TLDR: Documentation should be readily available. Plans should be written down, linked to tickets, and tickets linked to code via commit messages. This applies at all scales: global infrastructure, a single application, or a single package within a codebase.
“Why”. It’s the eternal question.
Take a minute to consider the old story about the three bricklayers. The third bricklayer is the focus of the story, the one with the most well-developed sense of meaning. I think this story is popular because deep down, we all feel a need to search for meaning. We obviously search for facts and information…the “what” and “how”, and we must answer these before we can ask/understand the “why”.
Also consider the Five Whys. Again, the focus is on the “why”…there’s no such thing as “five whats” or “five whos”.
My point with all this is that question “why” is a special one. Having the answer is incredibly valuable, but it can also be an exceptionally hard answer to get. Chesterton’s Fence feels like a corollary to this idea.
This matters for coding, because engineers jobs mostly come down to “changing code”. We want the code to keep doing all the things it was, but we want one thing to change. When an engineer is editing code before they can make any change, they need to understand two things:
- what is this code doing?
- why was it written this way?
Usually it’s easy to get an answer to #1, but it can be very difficult to get an answer to #2. It’s not always obvious why something was done a certain way. There should be documentation, but there often isn’t any, or it’s not easy to find.
I remember working on an older codebase where someone migrated from one Git repo to another, but instead of doing it in a way that preserved the commit history, they just copied the files into a new directory, and ran:
git add *; git commit -m "first commit"
Never do this. It completely removed the entire git history, and removed most of our ability to understand why things were done a certain way.

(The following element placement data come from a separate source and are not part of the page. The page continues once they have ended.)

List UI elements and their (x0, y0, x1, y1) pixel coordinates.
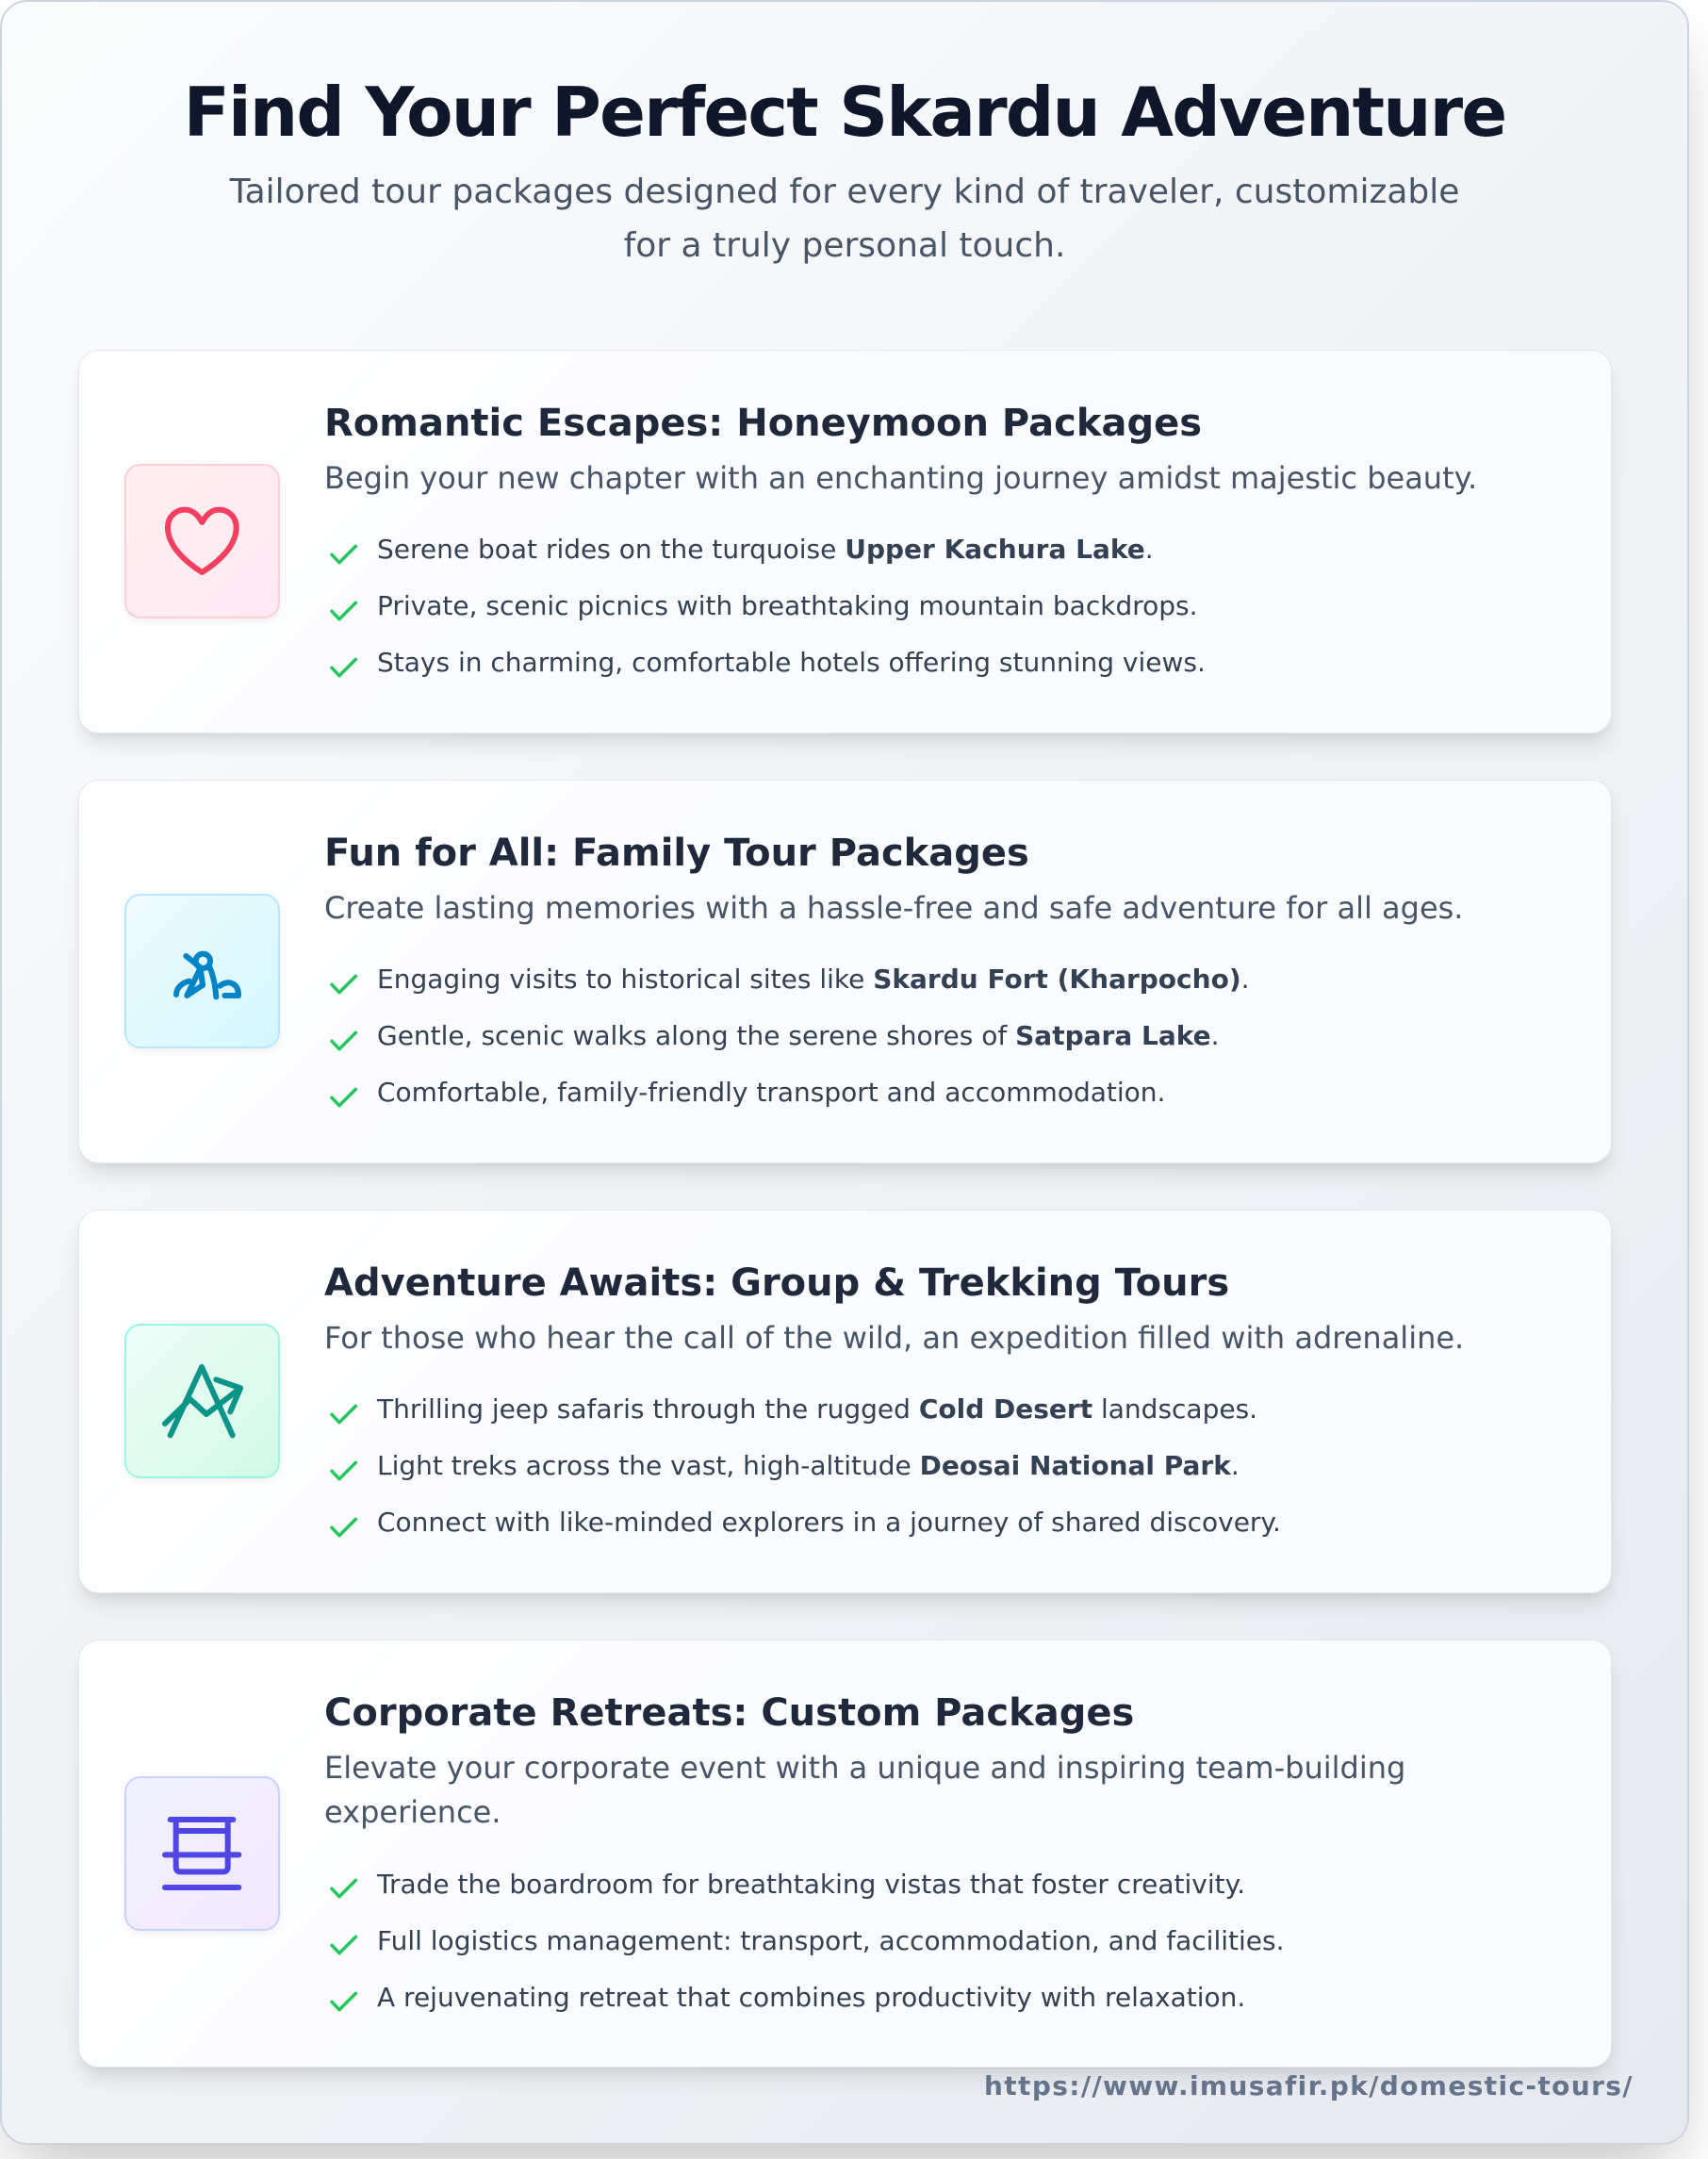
list item: Light treks across the vast, high-altitude Deosai National Park. (377, 1450, 1240, 1481)
list item: Serene boat rides on the turquoise Upper Kachura Lake. (377, 534, 1154, 565)
heading: Corporate Retreats: Custom Packages (324, 1691, 1134, 1735)
list item: Private, scenic picnics with breathtaking mountain backdrops. (377, 590, 1198, 621)
check icon (330, 545, 358, 564)
description: Begin your new chapter with an enchanting journey amidst majestic beauty. (324, 460, 1477, 496)
list item: Full logistics management: transport, accommodation, and facilities. (377, 1925, 1284, 1956)
check icon (330, 1088, 358, 1107)
icon: office building (124, 1776, 280, 1931)
heading: Romantic Escapes: Honeymoon Packages (324, 402, 1202, 445)
check icon (330, 1991, 358, 2012)
list item: Connect with like-minded explorers in a journey of shared discovery. (377, 1507, 1281, 1538)
icon: family (124, 894, 280, 1048)
heading: Adventure Awaits: Group & Trekking Tours (324, 1261, 1229, 1305)
heading: Fun for All: Family Tour Packages (324, 832, 1029, 875)
check icon (330, 1461, 358, 1480)
list item: Thrilling jeep safaris through the rugged Cold Desert landscapes. (377, 1393, 1257, 1425)
list item: Engaging visits to historical sites like Skardu Fort (Kharpocho). (377, 964, 1250, 995)
check icon (330, 1405, 358, 1424)
check icon (330, 1031, 358, 1050)
list item: Gentle, scenic walks along the serene shores of Satpara Lake. (377, 1020, 1219, 1051)
panel: group and trekking tours (78, 1210, 1612, 1593)
description (324, 1750, 1405, 1830)
title: Find Your Perfect Skardu Adventure (184, 73, 1505, 152)
panel: corporate retreats (78, 1640, 1612, 2068)
description: Elevate your corporate event with a unique and inspiring team-building (324, 1750, 1405, 1786)
list item: Trade the boardroom for breathtaking vistas that foster creativity. (377, 1869, 1245, 1900)
check icon (330, 1878, 358, 1899)
list item: A rejuvenating retreat that combines productivity with relaxation. (377, 1982, 1245, 2013)
check icon (330, 658, 358, 677)
icon: mountain with arrow (124, 1324, 280, 1478)
check icon (330, 602, 358, 620)
description: experience. (324, 1794, 501, 1830)
check icon (330, 975, 358, 994)
check icon (330, 1518, 358, 1537)
panel: honeymoon packages (78, 350, 1612, 733)
check icon (330, 1935, 358, 1955)
subtitle: for a truly personal touch. (624, 226, 1065, 265)
description: For those who hear the call of the wild, an expedition filled with adrenaline. (324, 1320, 1464, 1356)
subtitle: Tailored tour packages designed for every kind of traveler, customizable (230, 173, 1459, 211)
list item: Comfortable, family-friendly transport and accommodation. (377, 1077, 1165, 1108)
description: Create lasting memories with a hassle-free and safe adventure for all ages. (324, 890, 1463, 926)
list item: Stays in charming, comfortable hotels offering stunning views. (377, 647, 1206, 678)
footer url: https://www.imusafir.pk/domestic-tours/ (984, 2070, 1634, 2101)
panel: family packages (78, 780, 1612, 1163)
subtitle (230, 173, 1459, 265)
icon: heart (124, 464, 280, 618)
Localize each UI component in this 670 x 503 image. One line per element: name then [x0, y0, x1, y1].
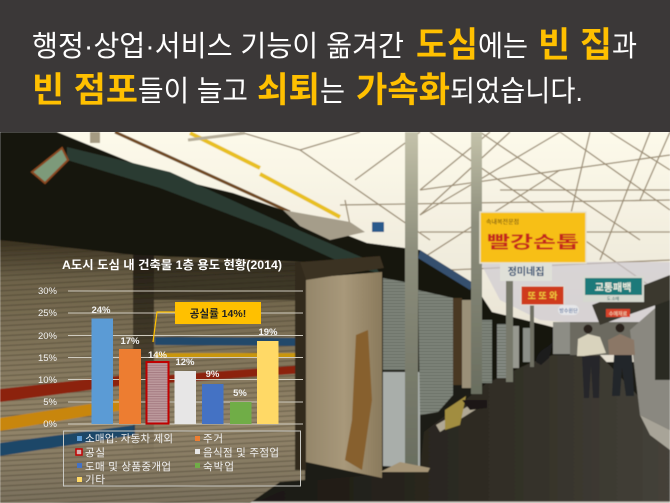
y axis labels: 0% — [43, 419, 58, 430]
header band — [0, 0, 670, 132]
legend — [64, 431, 300, 486]
sign: small round: 방수원단 — [559, 308, 578, 314]
value labels: 14% — [148, 350, 168, 361]
sign: red — [521, 286, 564, 305]
legend: 숙박업 — [203, 460, 234, 473]
headline line 2: 들이 늘고 — [138, 76, 248, 108]
value labels: 17% — [120, 336, 140, 347]
sign: yellow nail shop: 빨강손톱 — [487, 233, 579, 252]
sign: jeongmi: 정미네집 — [508, 265, 544, 278]
headline line 2: 빈 점포 — [32, 71, 138, 110]
man in white shirt — [577, 324, 606, 398]
value labels: 5% — [233, 388, 247, 399]
motorcycle — [536, 342, 553, 365]
callout: vacancy rate: 공실률 14%! — [190, 307, 246, 320]
headline line 1: 도심 — [416, 26, 478, 65]
headline line 2 — [32, 71, 583, 110]
side shutters — [383, 278, 640, 430]
headline line 2: 되었습니다. — [450, 76, 583, 108]
legend: 도매 및 상품중개업 — [85, 460, 171, 473]
photo: deserted shopping arcade background — [0, 132, 670, 503]
legend: 공실 — [85, 447, 105, 459]
two men walking — [577, 324, 635, 398]
y axis labels: 15% — [38, 353, 58, 364]
legend: 음식점 및 주점업 — [203, 446, 279, 459]
headline line 1 — [32, 26, 637, 65]
sign: teal: 교통패백 — [595, 281, 631, 294]
headline line 1: 에는 — [478, 31, 528, 63]
headline line 1: 과 — [612, 31, 637, 63]
y axis labels: 10% — [38, 375, 58, 386]
sign: yellow nail shop — [480, 212, 586, 263]
value labels: 19% — [258, 327, 278, 338]
value labels: 9% — [206, 369, 220, 380]
steel columns — [380, 132, 534, 472]
y axis labels: 25% — [38, 308, 58, 319]
sign: small red — [606, 309, 630, 318]
sign: small round — [558, 305, 579, 315]
sign: jeongmi — [500, 263, 552, 281]
right shops — [592, 275, 670, 430]
arcade roof — [0, 132, 670, 362]
value labels: 12% — [175, 357, 195, 368]
floor — [255, 355, 670, 503]
legend: 소매업: 자동차 제외 — [85, 432, 173, 445]
y axis labels: 5% — [43, 397, 58, 408]
chart title: A도시 도심 내 건축물 1층 용도 현황(2014) — [62, 257, 282, 272]
sign: small red: 수예재료 — [609, 310, 628, 318]
shop signs — [480, 212, 644, 318]
value labels — [91, 305, 278, 399]
headline line 1: 행정·상업·서비스 기능이 옮겨간 — [32, 30, 404, 63]
chart: 1st floor building use — [38, 257, 303, 486]
sign: red: 또 또 와 — [528, 291, 558, 301]
y axis labels: 20% — [38, 331, 58, 342]
headline line 2: 가속화 — [356, 71, 450, 110]
man in brown shirt — [608, 324, 635, 396]
headline line 1: 빈 집 — [538, 26, 612, 65]
y axis labels — [38, 286, 58, 430]
y axis labels: 30% — [38, 286, 58, 297]
sign: yellow nail shop: 속내복전문점 — [486, 218, 519, 226]
bars — [92, 318, 278, 424]
headline line 2: 쇠퇴 — [257, 71, 320, 110]
legend: 기타 — [85, 474, 105, 486]
left shop building, dark eaves — [0, 132, 600, 380]
headline line 2: 는 — [320, 76, 345, 108]
callout: vacancy rate — [153, 302, 261, 342]
value labels: 24% — [91, 305, 111, 316]
sign: teal — [583, 276, 644, 302]
cream plaster wall — [300, 256, 420, 478]
sign: teal: 도.소매 — [607, 295, 619, 301]
legend: 주거 — [203, 433, 223, 445]
rolled shutters with coloured stripes — [0, 240, 306, 503]
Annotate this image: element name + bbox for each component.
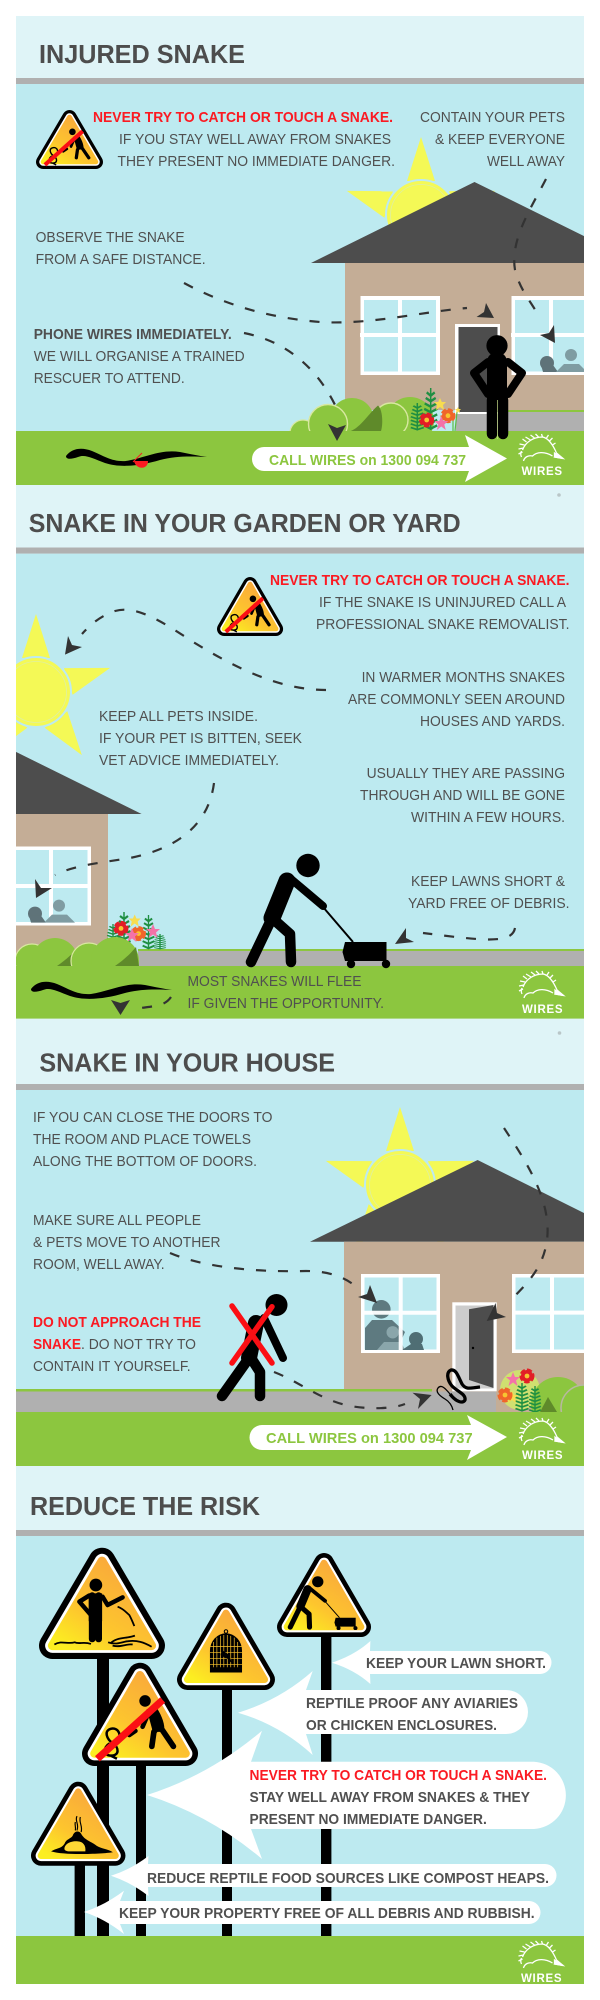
text: contain pets [420, 109, 565, 170]
text: keep lawns short: YARD FREE OF DEBRIS. [408, 895, 570, 912]
text: do not approach: SNAKE [33, 1336, 81, 1353]
panel: snake in house [16, 1050, 600, 1466]
heading: reduce the risk: REDUCE THE RISK [30, 1493, 261, 1521]
dashed arrow: move people [170, 1253, 377, 1303]
bushes and flowers [499, 1370, 600, 1431]
sign: compost [41, 1792, 115, 1856]
warning sign: do not touch [224, 584, 276, 632]
dashed arrow: lawns [395, 928, 515, 944]
sign: debris [52, 1561, 152, 1647]
sun [0, 614, 115, 763]
dashed arrow: close doors [487, 1128, 548, 1321]
callout: aviaries: OR CHICKEN ENCLOSURES. [306, 1717, 497, 1734]
heading: injured snake: INJURED SNAKE [39, 41, 245, 69]
callout: lawn: KEEP YOUR LAWN SHORT. [366, 1655, 546, 1672]
snake at door [437, 1370, 480, 1410]
text: warmer months [348, 669, 565, 730]
text: do not approach: DO NOT APPROACH THE [33, 1314, 201, 1331]
callout: debris: KEEP YOUR PROPERTY FREE OF ALL DEBRIS AND RUBBISH. [119, 1905, 535, 1922]
sign: do not catch [94, 1675, 186, 1759]
person with red cross [222, 1294, 288, 1396]
text: close doors: IF YOU CAN CLOSE THE DOORS TO [33, 1109, 272, 1126]
wires logo: WIRES [522, 1004, 563, 1016]
callout: food sources [111, 1856, 556, 1896]
dashed arrow: snake flee [111, 997, 171, 1015]
wires logo: WIRES [522, 1450, 563, 1462]
text: move people and pets: & PETS MOVE TO ANOTHER [33, 1234, 221, 1251]
panel: snake in garden [0, 510, 584, 1035]
sign posts [75, 1630, 331, 1936]
dashed arrow: phone [244, 333, 346, 441]
call wires arrow: CALL WIRES on 1300 094 737 [269, 452, 466, 469]
callout: never catch: PRESENT NO IMMEDIATE DANGER. [250, 1811, 487, 1828]
callout: lawn [332, 1641, 552, 1684]
dashed arrow: to snake [274, 1372, 432, 1409]
family in window [365, 1300, 424, 1350]
sign: mower [287, 1563, 361, 1630]
text: contain pets: & KEEP EVERYONE [435, 131, 565, 148]
wires logo: WIRES [522, 466, 562, 478]
text: keep pets inside: KEEP ALL PETS INSIDE. [99, 708, 258, 725]
text: passing through: USUALLY THEY ARE PASSING [367, 765, 565, 782]
text: close doors: ALONG THE BOTTOM OF DOORS. [33, 1153, 257, 1170]
panel: reduce the risk [16, 1493, 584, 1985]
flowers [107, 912, 166, 950]
text: never touch [93, 109, 395, 170]
heading: snake in your house: SNAKE IN YOUR HOUSE [39, 1050, 335, 1078]
text: warmer months: HOUSES AND YARDS. [420, 713, 565, 730]
text: never touch: PROFESSIONAL SNAKE REMOVALIST. [316, 616, 570, 633]
text: move people and pets [33, 1212, 221, 1273]
text: warmer months: IN WARMER MONTHS SNAKES [362, 669, 565, 686]
text: do not approach [33, 1314, 201, 1375]
text: phone wires [34, 326, 245, 387]
bushes [290, 397, 434, 446]
wires logo [519, 1418, 564, 1462]
heading: garden or yard: SNAKE IN YOUR GARDEN OR YARD [29, 510, 461, 538]
text: never touch [270, 572, 570, 633]
text: phone wires: RESCUER TO ATTEND. [34, 370, 185, 387]
text: phone wires: WE WILL ORGANISE A TRAINED [34, 348, 245, 365]
callout: food sources: REDUCE REPTILE FOOD SOURCES LIKE COMPOST HEAPS. [147, 1870, 549, 1887]
text: close doors: THE ROOM AND PLACE TOWELS [33, 1131, 251, 1148]
callout: never catch: NEVER TRY TO CATCH OR TOUCH A SNAKE. [250, 1767, 547, 1784]
sign: aviary [187, 1613, 265, 1680]
text: never touch: IF YOU STAY WELL AWAY FROM SNAKES [119, 131, 391, 148]
text: observe: OBSERVE THE SNAKE [36, 229, 185, 246]
wires logo [519, 971, 564, 1016]
text: never touch: NEVER TRY TO CATCH OR TOUCH A SNAKE. [93, 109, 393, 126]
call wires arrow [252, 435, 507, 482]
text: move people and pets: MAKE SURE ALL PEOPLE [33, 1212, 201, 1229]
person mowing lawn [251, 854, 390, 968]
callout: aviaries [238, 1671, 528, 1755]
call wires arrow [249, 1415, 507, 1460]
warning sign: do not touch [43, 117, 96, 165]
text: passing through [360, 765, 565, 826]
text: never touch: IF THE SNAKE IS UNINJURED CALL A [319, 594, 566, 611]
text: contain pets: WELL AWAY [487, 153, 565, 170]
sun [342, 137, 500, 286]
text: keep lawns short [408, 873, 570, 912]
text: passing through: WITHIN A FEW HOURS. [411, 809, 565, 826]
text: keep pets inside: IF YOUR PET IS BITTEN, SEEK [99, 730, 302, 747]
wires logo [518, 1941, 563, 1985]
text: phone wires: PHONE WIRES IMMEDIATELY. [34, 326, 232, 343]
bushes [15, 937, 139, 985]
wires logo: WIRES [521, 1973, 562, 1985]
text: keep pets inside: VET ADVICE IMMEDIATELY. [99, 752, 279, 769]
text: snakes will flee [188, 973, 384, 1012]
text: move people and pets: ROOM, WELL AWAY. [33, 1256, 165, 1273]
text: close doors [33, 1109, 272, 1170]
callout: never catch [147, 1731, 566, 1859]
wires logo [518, 434, 563, 478]
callout: aviaries: REPTILE PROOF ANY AVIARIES [306, 1695, 518, 1712]
house [0, 744, 142, 966]
text: never touch: NEVER TRY TO CATCH OR TOUCH A SNAKE. [270, 572, 570, 589]
text: keep lawns short: KEEP LAWNS SHORT & [411, 873, 565, 890]
text: observe: FROM A SAFE DISTANCE. [36, 251, 206, 268]
dashed arrow: pets [514, 179, 555, 343]
house [311, 182, 600, 431]
call wires arrow: CALL WIRES on 1300 094 737 [266, 1430, 473, 1447]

We ended up moving slowly and breaking things. We also hated the code, and you know what they say about being considerate of the mental state of the people who maintain your code.
…it is possible to look at a line of code and 60 seconds later, have access to the full history of that code, all the way to the business strategy document explaining why that line of code is valuable to the company.
If you follow a good process, it will be easy for your engineers to understand the system quickly, and they’ll get more work done, with higher quality. Here’s how it works for them:
- Read a line of code. Look at surrounding comments.
- Use “git blame” to view the commit message. From here the engineer can see notes from the person who wrote the code. Usually not a ton of information, but you can understand their thought process.
- The commit message is linked to a PR. This shows the engineer all of the other code changed at the same time, plus the notes from the review process, the PR description and a link to the ticket
- The ticket explains more information, and is linked to other tickets with more information. The ticket also establishes timeframes, and you can search for other tickets worked on around the same time.
- One of the tickets (usually some kind of parent/feature ticket) will have a link to a planning document with even more information.
If your team follows the right process, it is possible to look at a line of code and 60 seconds later, have access to the full history of that code, all the way to the business strategy document explaining why that line of code is valuable to the company.
In my experience, the hardest part of this process is cultivating the habit. The actual effort of linking things takes only a few seconds. Some people like to use linters as a safeguard, and that’s useful in a large-scale organization, but I don’t think there’s a substitute for understanding the reason for this process. Put another way, it’s important to understand the “why” of the process. 😉
(Side note: Tim Berners-Lee realized the power of the hyperlink, and this is what created the modern web, Google’s PageRank, and so much more. Linking relevant information is a game-changer.)
Special consideration: infrastructure
Unfortunately not everything is code, and not everything is committed to Git. I mostly see this with configuration-instead-of-code systems, often from third-party infrastructure vendors, but sometimes internal tools as well.
Sometimes you will deal with a configuration file where you can’t include comments for context, or you have to deal with a file that can’t reasonably be version controlled so you don’t get a link to a ticket. Even worse, you might have a UI-only interface. It’s possible to automate these components, but that doesn’t always happen. Eventually you end up with 500 entries and no clue why they exist, or if they’re safe to edit/remove.
The solution I’ve found is that usually you get some type of text field, like in a firewall where you might be able to add a name to the firewall rule. Name things “inbound-for-database-TIX1234” where TIX1234 is the ID of the ticket for the work where someone can find more information.
Special consideration: hacky solutions
A long time ago, a very good engineer told me “it’s ok if there’s a mess, just document the mess”. I’ve never forgotten this advice. It’s acceptable to do hacky things under certain circumstances. I always get a laugh that a CPU is the ultimate hack: it is basically a rock (silicon) getting electrocuted.
If you have to do something unusual or hacky in the code, you should shine a spotlight on the hack. Put a big comment explaining why you’re doing something weird. This shows you know that you’re doing something unusual, and provides the context for why that unusual behavior might need to be preserved.
Also, if possible, keep the weird hack abstracted. If it’s a piece of code, put it in a library so it will be in a single place. It’s easier to remember and clean up one mess, it’s much harder if there are 100 messes.